Pemerintah yang seharusnya bertanggungjawab dan ikut menjaga akhlak generasi muda, terkesan abai dan melakukan pembiaran. Pemerintah membiarkan Menteri Agama berakrobat menyentil isu isu sensitif Islam. Menteri Agama bukan berada di pihak yang netral dalam menjalankan tugas, tetapi justru menjadi pembela utama minoritas.
Demikian juga dengan Mendikbud Nadiem Makarim yang sejak awal ditunjuknya telah menimbulkan polemik, terus saja melakukan uji coba untuk menjauhkan Islam dari pendidikan nasional.
Dalam waktu yang hampir bersamaan Ketua Umum PKB Muhaimin Iskandar menyebut PKB mempunyai kesamaan dengan Partai Komunis China. Hal ini Cak Imin sampaikan saat menerima kunjungan Dubes Cina untuk Indonesia Xiao Qian di kantor DPP PKB, Jakarta Pusat Senin (19/04/2021).

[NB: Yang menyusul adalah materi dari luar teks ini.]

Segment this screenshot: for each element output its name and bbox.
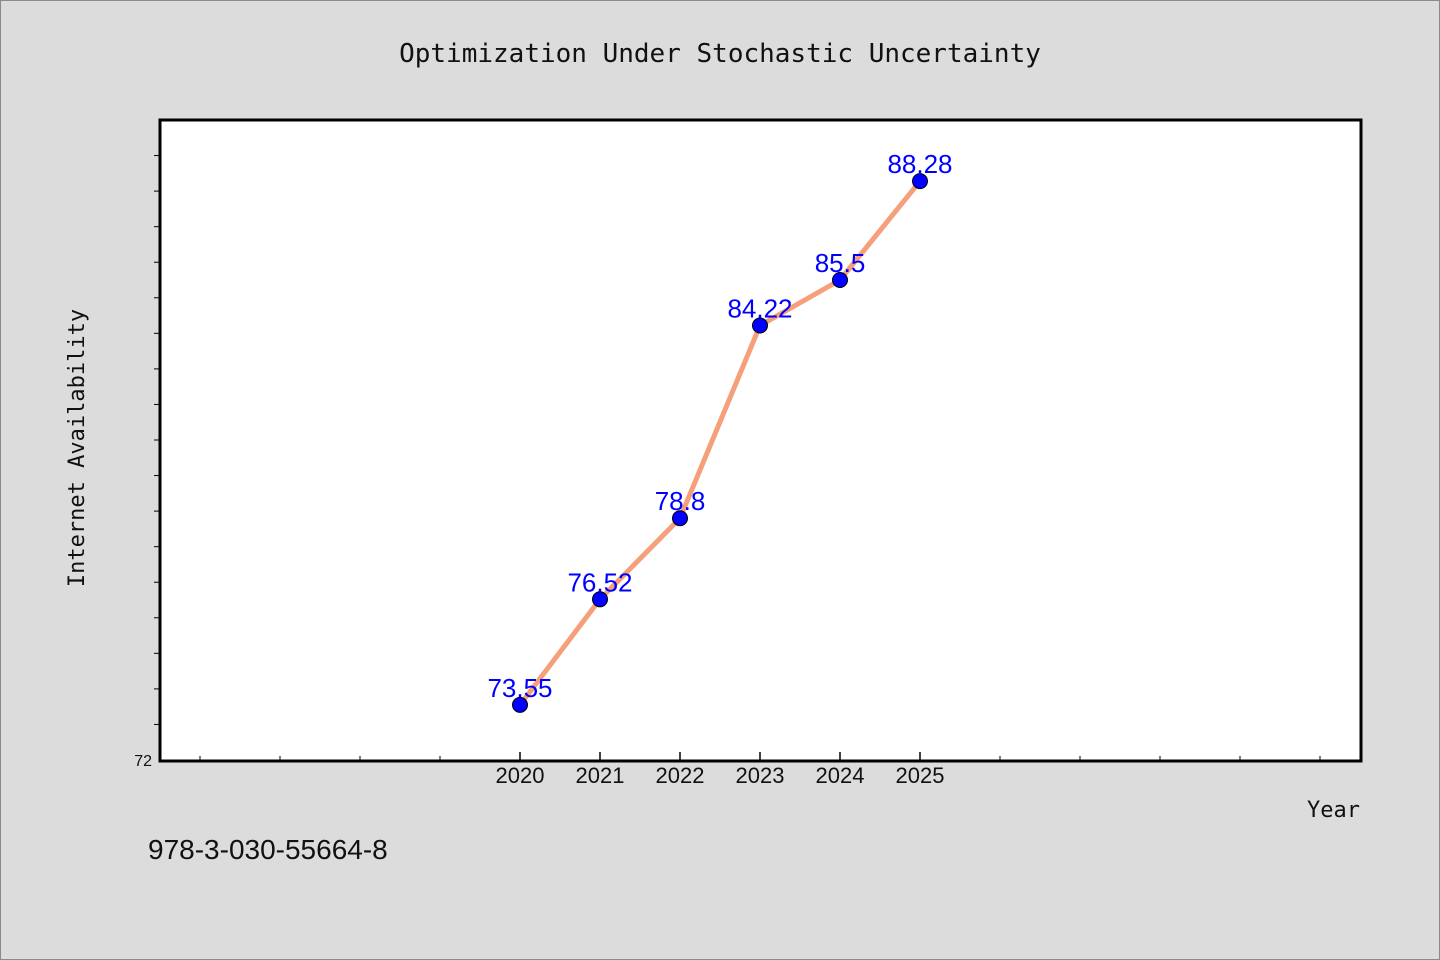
data-point <box>832 272 848 288</box>
x-tick-label: 2020 <box>496 763 545 788</box>
x-tick-label: 2024 <box>816 763 865 788</box>
chart-marks: 2020 2021 2022 2023 2024 2025 72 73.55 76.52 78.8… <box>134 149 1321 788</box>
x-tick-label: 2025 <box>896 763 945 788</box>
data-point <box>912 173 928 190</box>
y-axis-label: Internet Availability <box>65 309 90 587</box>
data-label: 88.28 <box>887 149 952 179</box>
y-tick-label: 72 <box>134 753 152 770</box>
data-label: 73.55 <box>487 673 552 703</box>
data-label: 78.8 <box>655 486 706 516</box>
x-tick-label: 2021 <box>576 763 625 788</box>
isbn-text: 978-3-030-55664-8 <box>148 834 388 865</box>
series-line <box>517 178 923 708</box>
plot-area <box>158 118 1363 763</box>
data-label: 85.5 <box>815 248 866 278</box>
data-label: 76.52 <box>567 567 632 597</box>
chart-title: Optimization Under Stochastic Uncertaint… <box>399 39 1041 69</box>
data-point <box>512 696 528 713</box>
data-point <box>672 510 688 527</box>
data-point <box>752 317 768 334</box>
x-tick-label: 2022 <box>656 763 705 788</box>
x-tick-label: 2023 <box>736 763 785 788</box>
x-axis-label: Year <box>1307 798 1360 823</box>
data-label: 84.22 <box>727 294 792 324</box>
data-point <box>592 591 608 608</box>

Umat Islam diserang dan digencet dari segala arah. Dari medsos, dari internal pemerintah, dari partai politik, dan dari buzzer. Serangan mereka lakukan dengan pola yang hampir sama, terstruktur, masif dan radikal. Di luar mereka, hanya sedikit yang berani melawan, sebab yang berani protes langsung dicap anti-NKRI, kadrun dan pejuang khilafah. Akhirnya yang tersisa manusia-manusia munafik, apatis, dan cari selamat di dunia. Situasi ini dimanfaatkan komunis untuk menguasainya. (SWS).